In order to be sure that all of the systems are in working order and operating as they should, it is recommended that you get the chimney of your sauna cleaned at least every 6 months. Consider the do’s and don’ts below to understand the more specific safety requirements of your sauna.
In case of any doubt consult the Sauna Stove User Manual
DO have your chimney cleaned by a professional sweeper twice a year or more often if it sees heavy use. This eliminates soot and creosote buildup that can easily catch fire.
DO take extra caution in case the sauna hasn’t been used for a longer period – check the condition of the ash box, the chimney and the smoke flue, and ask for a professional opinion in case of doubt.
DO burn resin-free woods like alder and birch as they produce less creosote.
DO make sure your wood is seasoned (at least six months to one year) as it will burn better and leave less creosote residue.
DO use a proper fire starter like crumpled paper / newspaper, birch bark or a special wood fire starter to ignite the fire as the use of wrong substances can easily cause chimney fire.
DO empty the ash box each time before heating the stove and put the ash in a metal container. As the removed ash may contain hot embers, do not keep the ash container close to combustible material or the sauna.
DO keep the ash box slightly open when heating the stove, but close it when the sauna room is heated to decrease wood consumption.

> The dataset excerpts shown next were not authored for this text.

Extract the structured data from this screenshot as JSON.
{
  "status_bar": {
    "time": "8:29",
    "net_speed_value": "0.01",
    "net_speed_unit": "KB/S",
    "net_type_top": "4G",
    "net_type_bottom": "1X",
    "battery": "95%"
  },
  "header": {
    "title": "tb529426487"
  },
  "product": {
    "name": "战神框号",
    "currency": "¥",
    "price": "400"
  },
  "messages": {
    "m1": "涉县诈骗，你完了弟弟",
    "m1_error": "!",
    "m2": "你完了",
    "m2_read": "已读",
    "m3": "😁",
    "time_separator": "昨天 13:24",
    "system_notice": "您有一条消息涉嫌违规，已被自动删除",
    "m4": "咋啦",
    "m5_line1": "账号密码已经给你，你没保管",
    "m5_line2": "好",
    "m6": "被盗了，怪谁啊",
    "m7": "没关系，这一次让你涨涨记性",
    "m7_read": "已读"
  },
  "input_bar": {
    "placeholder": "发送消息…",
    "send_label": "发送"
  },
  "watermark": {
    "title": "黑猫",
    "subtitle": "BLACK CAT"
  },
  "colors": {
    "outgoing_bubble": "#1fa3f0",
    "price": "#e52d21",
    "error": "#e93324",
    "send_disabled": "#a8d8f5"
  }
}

DO take measures to lengthen the life span of your stove:
- Excessive draught to the fire will cause the stove body to become red-heated, which will shorten its life span considerably;
- Burning large amounts of wood of high thermal value will shorten the life span of the stove;
- Excessive heating (several full loads in a row, for example) will make the sauna room, stove and chimney overheat, which shortens the life span of the stove and may cause a fire;
- The use of seawater will corrode the stove very rapidly;
- Empty the ash box before heating the stove so that the combustion air would cool off the fire grate and lengthen its life span.
DO rearrange the sauna stones once a year as the large variation in temperature disintegrates the stones in use. Remove any pieces of smaller or cracked stones from the stone space and replace disintegrated ones.

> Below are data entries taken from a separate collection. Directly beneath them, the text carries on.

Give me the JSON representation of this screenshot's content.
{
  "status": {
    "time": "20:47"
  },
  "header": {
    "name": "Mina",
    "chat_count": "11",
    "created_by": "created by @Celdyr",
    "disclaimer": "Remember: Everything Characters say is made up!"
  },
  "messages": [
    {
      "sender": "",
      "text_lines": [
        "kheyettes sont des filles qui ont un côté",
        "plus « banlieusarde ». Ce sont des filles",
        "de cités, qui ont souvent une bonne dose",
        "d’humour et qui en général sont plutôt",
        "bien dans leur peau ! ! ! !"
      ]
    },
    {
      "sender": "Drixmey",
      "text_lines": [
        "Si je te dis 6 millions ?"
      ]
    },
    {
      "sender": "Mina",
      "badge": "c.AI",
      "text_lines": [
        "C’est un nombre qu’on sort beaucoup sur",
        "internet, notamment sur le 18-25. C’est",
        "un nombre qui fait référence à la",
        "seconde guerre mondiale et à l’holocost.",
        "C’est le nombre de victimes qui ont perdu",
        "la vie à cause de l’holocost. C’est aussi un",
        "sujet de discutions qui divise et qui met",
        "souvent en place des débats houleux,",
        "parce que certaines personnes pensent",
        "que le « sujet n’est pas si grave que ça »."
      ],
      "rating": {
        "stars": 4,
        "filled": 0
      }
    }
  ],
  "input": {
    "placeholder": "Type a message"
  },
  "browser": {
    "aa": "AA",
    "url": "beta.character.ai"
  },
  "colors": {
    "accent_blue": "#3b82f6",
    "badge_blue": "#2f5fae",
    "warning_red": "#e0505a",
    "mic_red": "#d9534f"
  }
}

DO check the stove once a year as to the wear and tear of the metal parts of the stove.
DO take time to heat up your sauna and do not try to get the sauna hot quickly as overheating might cause a fire. If you do feel that the sauna takes longer than usual to heat up, conduct a thorough inspection of the sauna as this might indicate a serious problem.
DO wipe dust and dirt from the stove with a damp cloth every month.
DO get acquainted with the instructions in case of fire:
• Close the ash box and stove door;
• Call the fire department;
• Do not try to extinguish fire using water, but a special fire extinguisher.
DO NOT start fire with flammable fluids, such as gasoline, lighter fluids, solvents or anything else not labelled as wood fire starter as this will cause chimney fire.
DO NOT ever burn the following materials in the stove:
• materials of high thermal value like chipboard, plastic, coal, brickets, pellets
• painted or impregnated wood
• any waste (textiles, leather, rubber, disposable diapers, PVC plastics, etc)
• garden waste (grass, leaves, etc)
• liquid fuel that might seem like an easy way of starting the fire
DO NOT leave the door of the stove open when burning wood in the stove. The amount of draught can be adjusted by opening the ash box.
DO NOT let the fire burn unattended.
DO NOT leave the firewood, matches, or any other combustible material in the hot room of
DO NOT keep the ash container close to the sauna as the removed ash may include hot embers and catch fire.